No Dialogus inicial, apresentamos ao leitor o propósito essencial e leitmotiv desta conversação que estamos a realizar – um Jurista, um Filósofo e uma Teóloga – a respeito de quem nós somos e em que sociedade vivemos. Assim, introdutoriamente, vimos que, neste momento da humanidade – chamado de pós-modernidade – o ser humano arvorou para si o direito de se tornar o centro e a medida de todas as coisas, de modo que, o que é e o que não é, só assim o são, porque eu, ser humano, digo que o é ou não o é. Eis o máximo da soberba humana, por certo, derivado da modernidade da humanidade. Em síntese: o bem, o belo e a verdade da vida (espiritual e material) deixaram de ter uma existência objetiva em si mesmos, independentemente da percepção, da intuição e do julgamento humanos, e se tornaram conceitos subjetivos que dependem, para a sua formatação, da observação e juízo de valor de cada indivíduo.

Neste segundo momento do Dialogus, vamos avançar, conceitualmente, na temática a que nos propomos analisar, conversando, desta feita, com os nossos interlocutores a respeito de uma das (sub)culturas fundantes que, por certo, melhor explica o nosso modo de pensar e de se comportar: a (sub)cultura do relativismo.

Caro Tassos Lycurgo, então, a partir do que já conversamos no artigo anterior, agora, sob o prisma filosófico e sociológico, o que é a condição pós-moderna do homem?
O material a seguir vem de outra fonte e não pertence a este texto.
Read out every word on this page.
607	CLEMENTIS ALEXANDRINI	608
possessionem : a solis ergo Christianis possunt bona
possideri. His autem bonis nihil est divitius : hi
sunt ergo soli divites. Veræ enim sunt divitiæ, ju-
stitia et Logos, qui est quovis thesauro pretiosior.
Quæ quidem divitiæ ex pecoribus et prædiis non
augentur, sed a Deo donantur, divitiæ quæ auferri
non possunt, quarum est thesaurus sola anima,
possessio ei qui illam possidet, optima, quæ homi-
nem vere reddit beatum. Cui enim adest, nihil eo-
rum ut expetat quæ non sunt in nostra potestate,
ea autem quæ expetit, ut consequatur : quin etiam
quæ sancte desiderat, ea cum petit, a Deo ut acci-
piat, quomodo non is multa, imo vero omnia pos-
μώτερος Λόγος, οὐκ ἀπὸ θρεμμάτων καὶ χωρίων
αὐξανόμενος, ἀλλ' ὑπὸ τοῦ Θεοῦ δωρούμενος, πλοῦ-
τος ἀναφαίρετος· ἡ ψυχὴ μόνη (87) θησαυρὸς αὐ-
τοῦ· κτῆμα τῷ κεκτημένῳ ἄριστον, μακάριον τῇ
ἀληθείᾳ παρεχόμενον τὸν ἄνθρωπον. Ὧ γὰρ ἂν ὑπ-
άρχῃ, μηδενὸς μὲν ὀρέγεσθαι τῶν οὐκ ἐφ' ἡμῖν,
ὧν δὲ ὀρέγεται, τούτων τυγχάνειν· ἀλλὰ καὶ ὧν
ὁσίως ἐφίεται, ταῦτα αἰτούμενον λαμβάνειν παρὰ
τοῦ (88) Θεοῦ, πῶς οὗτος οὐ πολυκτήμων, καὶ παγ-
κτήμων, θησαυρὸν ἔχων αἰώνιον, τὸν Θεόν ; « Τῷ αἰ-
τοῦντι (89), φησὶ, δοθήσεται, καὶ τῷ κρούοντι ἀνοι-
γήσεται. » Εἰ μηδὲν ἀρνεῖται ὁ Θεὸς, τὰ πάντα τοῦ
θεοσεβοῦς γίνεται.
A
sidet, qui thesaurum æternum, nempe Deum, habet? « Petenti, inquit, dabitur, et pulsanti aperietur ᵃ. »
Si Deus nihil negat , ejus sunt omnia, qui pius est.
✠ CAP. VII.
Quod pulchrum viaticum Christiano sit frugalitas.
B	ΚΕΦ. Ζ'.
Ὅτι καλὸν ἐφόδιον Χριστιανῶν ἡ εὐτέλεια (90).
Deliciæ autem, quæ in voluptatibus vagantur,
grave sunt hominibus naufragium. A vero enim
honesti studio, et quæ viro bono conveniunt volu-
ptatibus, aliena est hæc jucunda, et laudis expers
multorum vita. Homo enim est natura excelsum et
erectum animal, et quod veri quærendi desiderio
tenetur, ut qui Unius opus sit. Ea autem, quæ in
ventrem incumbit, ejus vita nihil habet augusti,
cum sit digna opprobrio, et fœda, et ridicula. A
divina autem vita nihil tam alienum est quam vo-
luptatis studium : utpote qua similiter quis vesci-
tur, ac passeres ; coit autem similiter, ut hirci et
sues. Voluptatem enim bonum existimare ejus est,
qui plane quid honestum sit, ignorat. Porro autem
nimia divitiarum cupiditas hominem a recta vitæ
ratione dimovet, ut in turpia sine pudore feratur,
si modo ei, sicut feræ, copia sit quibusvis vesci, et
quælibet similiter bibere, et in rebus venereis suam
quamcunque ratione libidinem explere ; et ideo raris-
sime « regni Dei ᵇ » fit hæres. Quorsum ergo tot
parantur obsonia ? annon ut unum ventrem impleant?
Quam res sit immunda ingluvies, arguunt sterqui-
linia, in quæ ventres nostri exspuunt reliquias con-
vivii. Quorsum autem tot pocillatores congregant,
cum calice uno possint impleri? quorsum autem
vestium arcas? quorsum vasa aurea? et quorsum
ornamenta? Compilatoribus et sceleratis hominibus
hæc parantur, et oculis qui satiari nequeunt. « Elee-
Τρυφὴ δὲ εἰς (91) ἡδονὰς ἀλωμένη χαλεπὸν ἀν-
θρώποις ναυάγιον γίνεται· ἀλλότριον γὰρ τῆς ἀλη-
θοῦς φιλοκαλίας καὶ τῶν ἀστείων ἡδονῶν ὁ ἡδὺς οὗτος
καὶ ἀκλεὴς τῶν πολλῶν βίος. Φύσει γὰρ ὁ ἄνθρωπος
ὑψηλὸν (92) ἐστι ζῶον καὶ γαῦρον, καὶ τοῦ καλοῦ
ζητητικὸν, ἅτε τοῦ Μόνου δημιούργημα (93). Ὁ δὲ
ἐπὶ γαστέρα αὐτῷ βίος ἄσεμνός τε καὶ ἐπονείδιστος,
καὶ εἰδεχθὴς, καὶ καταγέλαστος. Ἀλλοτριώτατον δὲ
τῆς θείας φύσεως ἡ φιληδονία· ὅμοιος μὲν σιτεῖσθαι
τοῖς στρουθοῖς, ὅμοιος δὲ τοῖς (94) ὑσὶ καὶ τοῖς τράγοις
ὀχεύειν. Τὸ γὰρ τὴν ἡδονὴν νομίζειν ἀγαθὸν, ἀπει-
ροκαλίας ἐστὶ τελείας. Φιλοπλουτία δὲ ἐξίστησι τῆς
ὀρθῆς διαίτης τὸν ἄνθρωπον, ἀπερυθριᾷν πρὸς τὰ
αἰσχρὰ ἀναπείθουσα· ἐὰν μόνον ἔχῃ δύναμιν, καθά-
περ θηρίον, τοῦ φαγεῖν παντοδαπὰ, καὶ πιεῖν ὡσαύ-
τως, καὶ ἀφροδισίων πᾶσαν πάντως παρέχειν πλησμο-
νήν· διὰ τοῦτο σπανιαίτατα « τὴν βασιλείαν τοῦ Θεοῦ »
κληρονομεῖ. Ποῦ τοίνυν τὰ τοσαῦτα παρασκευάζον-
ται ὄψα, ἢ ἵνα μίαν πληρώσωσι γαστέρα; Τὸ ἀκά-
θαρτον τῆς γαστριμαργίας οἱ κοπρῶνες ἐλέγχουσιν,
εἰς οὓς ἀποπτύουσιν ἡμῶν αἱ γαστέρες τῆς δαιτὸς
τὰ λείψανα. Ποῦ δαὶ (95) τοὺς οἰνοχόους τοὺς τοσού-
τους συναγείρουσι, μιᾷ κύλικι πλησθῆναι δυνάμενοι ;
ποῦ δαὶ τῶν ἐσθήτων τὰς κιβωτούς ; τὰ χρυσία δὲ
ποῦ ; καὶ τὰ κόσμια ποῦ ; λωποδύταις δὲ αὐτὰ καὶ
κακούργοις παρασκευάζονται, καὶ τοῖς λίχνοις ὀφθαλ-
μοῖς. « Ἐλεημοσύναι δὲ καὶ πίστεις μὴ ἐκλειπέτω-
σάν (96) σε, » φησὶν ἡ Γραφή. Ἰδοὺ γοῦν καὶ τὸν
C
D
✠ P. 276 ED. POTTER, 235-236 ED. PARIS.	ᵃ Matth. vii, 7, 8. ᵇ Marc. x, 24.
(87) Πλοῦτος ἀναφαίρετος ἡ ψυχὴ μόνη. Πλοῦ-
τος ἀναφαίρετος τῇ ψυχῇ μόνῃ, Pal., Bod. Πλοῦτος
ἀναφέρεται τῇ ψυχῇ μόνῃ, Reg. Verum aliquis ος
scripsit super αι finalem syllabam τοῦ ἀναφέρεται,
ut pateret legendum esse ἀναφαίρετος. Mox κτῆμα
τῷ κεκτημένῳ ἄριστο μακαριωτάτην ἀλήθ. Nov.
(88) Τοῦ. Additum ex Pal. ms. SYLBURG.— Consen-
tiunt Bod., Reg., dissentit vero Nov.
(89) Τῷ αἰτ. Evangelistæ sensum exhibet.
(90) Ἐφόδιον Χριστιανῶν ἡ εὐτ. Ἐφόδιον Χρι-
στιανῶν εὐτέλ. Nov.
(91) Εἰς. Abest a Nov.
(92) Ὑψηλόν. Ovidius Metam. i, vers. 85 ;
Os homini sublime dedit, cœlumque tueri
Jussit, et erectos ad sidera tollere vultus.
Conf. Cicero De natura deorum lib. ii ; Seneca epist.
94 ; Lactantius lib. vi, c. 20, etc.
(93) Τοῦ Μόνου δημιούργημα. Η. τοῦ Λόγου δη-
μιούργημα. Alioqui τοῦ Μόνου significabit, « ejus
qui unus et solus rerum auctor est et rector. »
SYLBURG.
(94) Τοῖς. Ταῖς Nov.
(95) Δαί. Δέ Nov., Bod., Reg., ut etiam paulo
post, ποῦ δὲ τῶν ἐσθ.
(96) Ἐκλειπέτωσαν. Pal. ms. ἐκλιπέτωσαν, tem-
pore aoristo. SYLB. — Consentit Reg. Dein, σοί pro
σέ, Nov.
LYCURGO: Pois bem, Uziel. Como sabemos, o termo “pós-modernismo” é de aplicação vastíssima e de difícil conceituação, mas podemos dizer que, em todas as tentativas de sua definição, há duas concepções que as trespassam: a de que não há um agrupamento de princípios fundamentais, essenciais, que possam explicar como a realidade efetivamente é e a de que isso, por si só, não é argumento para que lastimemos a nossa impotência diante do entendimento das coisas. Nesses termos, sob o prisma estritamente filosófico, a condição pós-moderna do homem é aquela que o reduz a um sujeito que não desfruta da capacidade de entender o mundo que o cerca, senão fragmentadamente e, por consequência, de forma incompleta.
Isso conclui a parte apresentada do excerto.